Une image du disque protoplanétaire autour de l’étoile TWA 7, enregistrée à l’aide de l’instrument Sphere du télescope basé au Chili, est présentée le mercredi 25 juin 2025 avec une image superposée capturée par l’instrument MIRI du télescope spatial James-Webb. WST/ESO/REUTERS
Le télescope spatial James-Webb (JWST) a découvert sa première exoplanète dans l’univers proche. La découverte a été faite grâce à une méthode d’observation prometteuse pour détecter des planètes d’une taille similaire à celles du système solaire.
Depuis 2022 et son poste d’observation à 1,5 million de kilomètres de la Terre, le JWST a aidé à caractériser plusieurs exoplanètes. « Il a passé énormément de temps à observer des planètes qui n’ont jamais été imagées », explique à l’Agence France-Presse (AFP) l’astrophysicienne Anne-Marie Lagrange, première autrice de l’étude sur le sujet, parue dans Nature mercredi 25 juin.

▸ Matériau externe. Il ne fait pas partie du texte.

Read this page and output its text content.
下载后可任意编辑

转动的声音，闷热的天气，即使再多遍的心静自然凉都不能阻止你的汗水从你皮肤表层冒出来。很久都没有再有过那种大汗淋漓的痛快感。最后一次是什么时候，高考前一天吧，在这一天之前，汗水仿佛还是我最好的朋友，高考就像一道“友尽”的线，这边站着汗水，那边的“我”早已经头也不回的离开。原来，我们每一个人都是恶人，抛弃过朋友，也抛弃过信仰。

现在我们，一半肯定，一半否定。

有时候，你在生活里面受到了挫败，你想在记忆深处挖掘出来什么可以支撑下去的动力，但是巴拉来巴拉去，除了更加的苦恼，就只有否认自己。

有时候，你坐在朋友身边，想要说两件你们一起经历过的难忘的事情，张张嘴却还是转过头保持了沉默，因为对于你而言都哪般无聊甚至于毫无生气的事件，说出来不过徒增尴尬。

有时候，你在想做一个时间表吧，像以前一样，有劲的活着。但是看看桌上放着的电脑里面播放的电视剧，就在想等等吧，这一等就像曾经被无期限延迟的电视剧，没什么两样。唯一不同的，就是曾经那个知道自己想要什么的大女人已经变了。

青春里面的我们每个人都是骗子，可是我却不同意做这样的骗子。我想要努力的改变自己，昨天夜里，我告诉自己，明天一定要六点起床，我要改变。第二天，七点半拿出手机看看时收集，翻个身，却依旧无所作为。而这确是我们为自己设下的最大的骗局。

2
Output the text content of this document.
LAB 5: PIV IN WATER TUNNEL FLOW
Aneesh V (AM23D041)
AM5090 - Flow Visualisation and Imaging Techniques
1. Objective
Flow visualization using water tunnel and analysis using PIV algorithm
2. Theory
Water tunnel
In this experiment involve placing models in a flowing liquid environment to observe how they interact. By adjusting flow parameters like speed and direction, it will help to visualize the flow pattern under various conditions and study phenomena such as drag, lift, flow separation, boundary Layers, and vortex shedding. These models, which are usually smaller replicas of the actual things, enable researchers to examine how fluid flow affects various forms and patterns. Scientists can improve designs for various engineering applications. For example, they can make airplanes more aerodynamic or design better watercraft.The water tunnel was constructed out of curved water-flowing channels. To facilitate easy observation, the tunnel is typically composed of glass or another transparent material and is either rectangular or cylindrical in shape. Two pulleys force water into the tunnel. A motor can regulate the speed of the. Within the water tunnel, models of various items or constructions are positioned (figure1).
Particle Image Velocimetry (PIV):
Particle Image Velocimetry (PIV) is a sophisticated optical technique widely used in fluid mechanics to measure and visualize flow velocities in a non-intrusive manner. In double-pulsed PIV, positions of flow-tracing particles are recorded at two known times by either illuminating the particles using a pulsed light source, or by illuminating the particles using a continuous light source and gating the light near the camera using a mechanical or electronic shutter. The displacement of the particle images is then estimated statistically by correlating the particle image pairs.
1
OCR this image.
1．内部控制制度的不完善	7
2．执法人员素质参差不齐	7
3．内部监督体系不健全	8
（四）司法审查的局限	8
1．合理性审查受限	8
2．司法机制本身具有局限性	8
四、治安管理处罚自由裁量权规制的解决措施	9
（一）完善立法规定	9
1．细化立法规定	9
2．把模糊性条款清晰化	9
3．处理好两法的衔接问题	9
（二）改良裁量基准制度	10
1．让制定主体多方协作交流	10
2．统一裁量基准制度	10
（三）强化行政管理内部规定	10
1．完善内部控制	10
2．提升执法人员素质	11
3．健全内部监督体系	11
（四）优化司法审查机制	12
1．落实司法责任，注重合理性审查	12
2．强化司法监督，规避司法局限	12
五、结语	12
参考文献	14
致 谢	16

L’exercice est compliqué du fait que les exoplanètes « sont très peu lumineuses parce qu’elles ne sont pas chaudes », mais aussi et surtout du fait qu’« on est aveuglé par la lumière de l’étoile autour de laquelle elles tournent », ajoute cette chercheuse du CNRS au Laboratoire d’instrumentation et de recherche en astrophysique de l’Observatoire de Paris.